If you start the definition with class NewClass : private BaseClass, then the base class functions will be made private in the derived class, even if they were public in BaseClass.

This is not impossible in C, just clunky

C++	C
class MyBase { int i; public: virtual void set_i(int ii); }; class MyClass2 : public MyBase { int j; public: virtual void set_i(int ii); virtual void set_j(int jj); };	struct MyBase_s { int i; void (set_i)(int ii); }; struct MyClass2_s { strict MyBase_s base; int j; void (set_j)(int jj); };
C++ constructor sets virtual function table for new MyClass2 object's set_i and set_j to the correct addresses for MyClass2::set_i() and MyClass2::set_j().	For any new MyClass2_s variable made, C programmer has to set the values of .set_j and .base.set_i pointers to point to the right functions, and i field must be accessed as base.i.

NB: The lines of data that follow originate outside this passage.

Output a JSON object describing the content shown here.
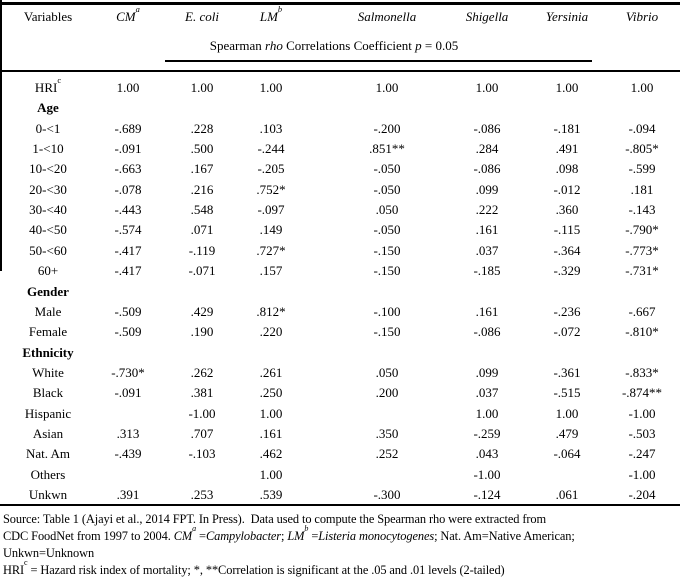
{
  "colors": {
    "text": "#000000",
    "background": "#ffffff"
  },
  "table": {
    "variables_header": "Variables",
    "columns": [
      {
        "label": "CM",
        "sup": "a",
        "italic": true
      },
      {
        "label": "E. coli",
        "italic": true
      },
      {
        "label": "LM",
        "sup": "b",
        "italic": true
      },
      {
        "label": "Salmonella",
        "italic": true
      },
      {
        "label": "Shigella",
        "italic": true
      },
      {
        "label": "Yersinia",
        "italic": true
      },
      {
        "label": "Vibrio",
        "italic": true
      }
    ],
    "subheader_segments": [
      {
        "t": "Spearman "
      },
      {
        "t": "rho",
        "i": true
      },
      {
        "t": " Correlations Coefficient "
      },
      {
        "t": "p",
        "i": true
      },
      {
        "t": " = 0.05"
      }
    ],
    "rows": [
      {
        "label": "HRI",
        "sup": "c",
        "values": [
          "1.00",
          "1.00",
          "1.00",
          "1.00",
          "1.00",
          "1.00",
          "1.00"
        ]
      },
      {
        "label": "Age",
        "section": true,
        "values": [
          "",
          "",
          "",
          "",
          "",
          "",
          ""
        ]
      },
      {
        "label": "0-<1",
        "values": [
          "-.689",
          ".228",
          ".103",
          "-.200",
          "-.086",
          "-.181",
          "-.094"
        ]
      },
      {
        "label": "1-<10",
        "values": [
          "-.091",
          ".500",
          "-.244",
          ".851**",
          ".284",
          ".491",
          "-.805*"
        ]
      },
      {
        "label": "10-<20",
        "values": [
          "-.663",
          ".167",
          "-.205",
          "-.050",
          "-.086",
          ".098",
          "-.599"
        ]
      },
      {
        "label": "20-<30",
        "values": [
          "-.078",
          ".216",
          ".752*",
          "-.050",
          ".099",
          "-.012",
          ".181"
        ]
      },
      {
        "label": "30-<40",
        "values": [
          "-.443",
          ".548",
          "-.097",
          ".050",
          ".222",
          ".360",
          "-.143"
        ]
      },
      {
        "label": "40-<50",
        "values": [
          "-.574",
          ".071",
          ".149",
          "-.050",
          ".161",
          "-.115",
          "-.790*"
        ]
      },
      {
        "label": "50-<60",
        "values": [
          "-.417",
          "-.119",
          ".727*",
          "-.150",
          ".037",
          "-.364",
          "-.773*"
        ]
      },
      {
        "label": "60+",
        "values": [
          "-.417",
          "-.071",
          ".157",
          "-.150",
          "-.185",
          "-.329",
          "-.731*"
        ]
      },
      {
        "label": "Gender",
        "section": true,
        "values": [
          "",
          "",
          "",
          "",
          "",
          "",
          ""
        ]
      },
      {
        "label": "Male",
        "values": [
          "-.509",
          ".429",
          ".812*",
          "-.100",
          ".161",
          "-.236",
          "-.667"
        ]
      },
      {
        "label": "Female",
        "values": [
          "-.509",
          ".190",
          ".220",
          "-.150",
          "-.086",
          "-.072",
          "-.810*"
        ]
      },
      {
        "label": "Ethnicity",
        "section": true,
        "values": [
          "",
          "",
          "",
          "",
          "",
          "",
          ""
        ]
      },
      {
        "label": "White",
        "values": [
          "-.730*",
          ".262",
          ".261",
          ".050",
          ".099",
          "-.361",
          "-.833*"
        ]
      },
      {
        "label": "Black",
        "values": [
          "-.091",
          ".381",
          ".250",
          ".200",
          ".037",
          "-.515",
          "-.874**"
        ]
      },
      {
        "label": "Hispanic",
        "values": [
          "",
          "-1.00",
          "1.00",
          "",
          "1.00",
          "1.00",
          "-1.00"
        ]
      },
      {
        "label": "Asian",
        "values": [
          ".313",
          ".707",
          ".161",
          ".350",
          "-.259",
          ".479",
          "-.503"
        ]
      },
      {
        "label": "Nat. Am",
        "values": [
          "-.439",
          "-.103",
          ".462",
          ".252",
          ".043",
          "-.064",
          "-.247"
        ]
      },
      {
        "label": "Others",
        "values": [
          "",
          "",
          "1.00",
          "",
          "-1.00",
          "",
          "-1.00"
        ]
      },
      {
        "label": "Unkwn",
        "values": [
          ".391",
          ".253",
          ".539",
          "-.300",
          "-.124",
          ".061",
          "-.204"
        ]
      }
    ]
  },
  "footnotes": [
    [
      {
        "t": "Source: Table 1 (Ajayi et al., 2014 FPT. In Press).  Data used to compute the Spearman rho were extracted from"
      }
    ],
    [
      {
        "t": "CDC FoodNet from 1997 to 2004. "
      },
      {
        "t": "CM",
        "i": true
      },
      {
        "t": "a",
        "i": true,
        "sup": true
      },
      {
        "t": " ="
      },
      {
        "t": "Campylobacter",
        "i": true
      },
      {
        "t": "; "
      },
      {
        "t": "LM",
        "i": true
      },
      {
        "t": "b",
        "i": true,
        "sup": true
      },
      {
        "t": " ="
      },
      {
        "t": "Listeria monocytogenes",
        "i": true
      },
      {
        "t": "; Nat. Am=Native American;"
      }
    ],
    [
      {
        "t": "Unkwn=Unknown"
      }
    ],
    [
      {
        "t": "HRI"
      },
      {
        "t": "c",
        "sup": true
      },
      {
        "t": " = Hazard risk index of mortality; *, **Correlation is significant at the .05 and .01 levels (2-tailed)"
      }
    ]
  ]
}
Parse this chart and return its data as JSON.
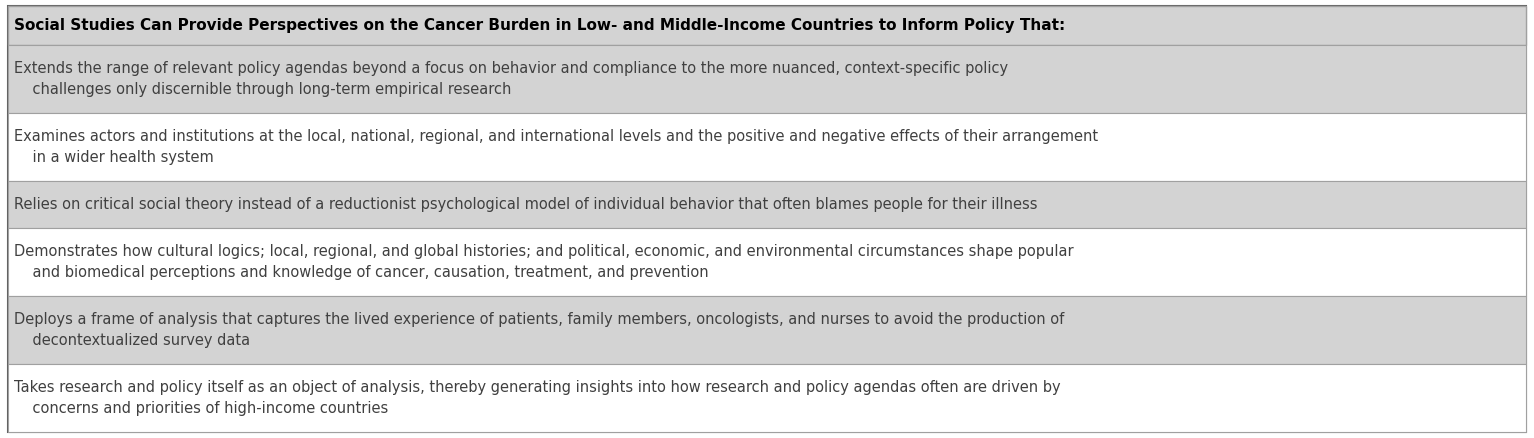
{
  "header": "Social Studies Can Provide Perspectives on the Cancer Burden in Low- and Middle-Income Countries to Inform Policy That:",
  "rows": [
    {
      "line1": "Extends the range of relevant policy agendas beyond a focus on behavior and compliance to the more nuanced, context-specific policy",
      "line2": "    challenges only discernible through long-term empirical research",
      "shaded": true,
      "two_lines": true
    },
    {
      "line1": "Examines actors and institutions at the local, national, regional, and international levels and the positive and negative effects of their arrangement",
      "line2": "    in a wider health system",
      "shaded": false,
      "two_lines": true
    },
    {
      "line1": "Relies on critical social theory instead of a reductionist psychological model of individual behavior that often blames people for their illness",
      "line2": "",
      "shaded": true,
      "two_lines": false
    },
    {
      "line1": "Demonstrates how cultural logics; local, regional, and global histories; and political, economic, and environmental circumstances shape popular",
      "line2": "    and biomedical perceptions and knowledge of cancer, causation, treatment, and prevention",
      "shaded": false,
      "two_lines": true
    },
    {
      "line1": "Deploys a frame of analysis that captures the lived experience of patients, family members, oncologists, and nurses to avoid the production of",
      "line2": "    decontextualized survey data",
      "shaded": true,
      "two_lines": true
    },
    {
      "line1": "Takes research and policy itself as an object of analysis, thereby generating insights into how research and policy agendas often are driven by",
      "line2": "    concerns and priorities of high-income countries",
      "shaded": false,
      "two_lines": true
    }
  ],
  "header_bg": "#d3d3d3",
  "shaded_bg": "#d3d3d3",
  "unshaded_bg": "#ffffff",
  "border_color": "#a0a0a0",
  "outer_border_color": "#606060",
  "header_fontsize": 11.0,
  "row_fontsize": 10.5,
  "header_text_color": "#000000",
  "row_text_color": "#404040",
  "fig_width": 15.34,
  "fig_height": 4.38,
  "dpi": 100
}
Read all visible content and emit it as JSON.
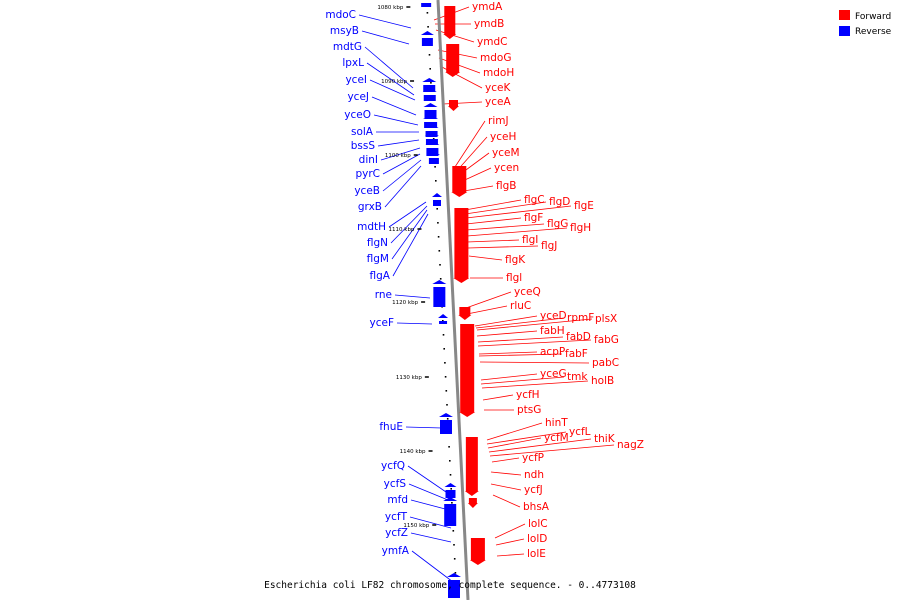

Example of minimizer in C using object-oriented approach: GSL

See very nice documentation in GNU Scientific Library Reference Manual, section titled "Multidimensional Minimization". http://www.gnu.org/software/gsl/manual/html_node/Multidimensional-Minimization.html

Things to note about how they write documentation:

The especially nice write-up of the problem being solved and the algorithm properties.
The especially nice write-up of how to use the functions.
The really useful examples subsection.

Things to note about the API:

It's C, but object oriented, using pointers to structs and functions.

Example of a minimizer in C++: ROOT

The best documentation from the authors is at http://root.cern.ch/root/html526/TMinuitMinimizer.html

It's very detailed at the low level, and has some high level overview.
However, there are some critical things missing at the middle level, such as a clear statement of how to make it actually start minimizing.
- It turns out one of the 49 functions defined for the class is named Minimize(), and that's the one to make it go, after setting up using SetFunction() and SetVariable().
On their website, I found lots of examples of fitting, but none of pure minimization, so I wrote one for you. (See link in course web page.)
- The example finds the minimum of the function $f(\alpha,x,y) = -\alpha^{-1/2} e^{-(1+x^2+y^2)/(2\alpha^2)}$ .

Assignment (easy?)

Get the ROOT examples from the course web page to compile and run.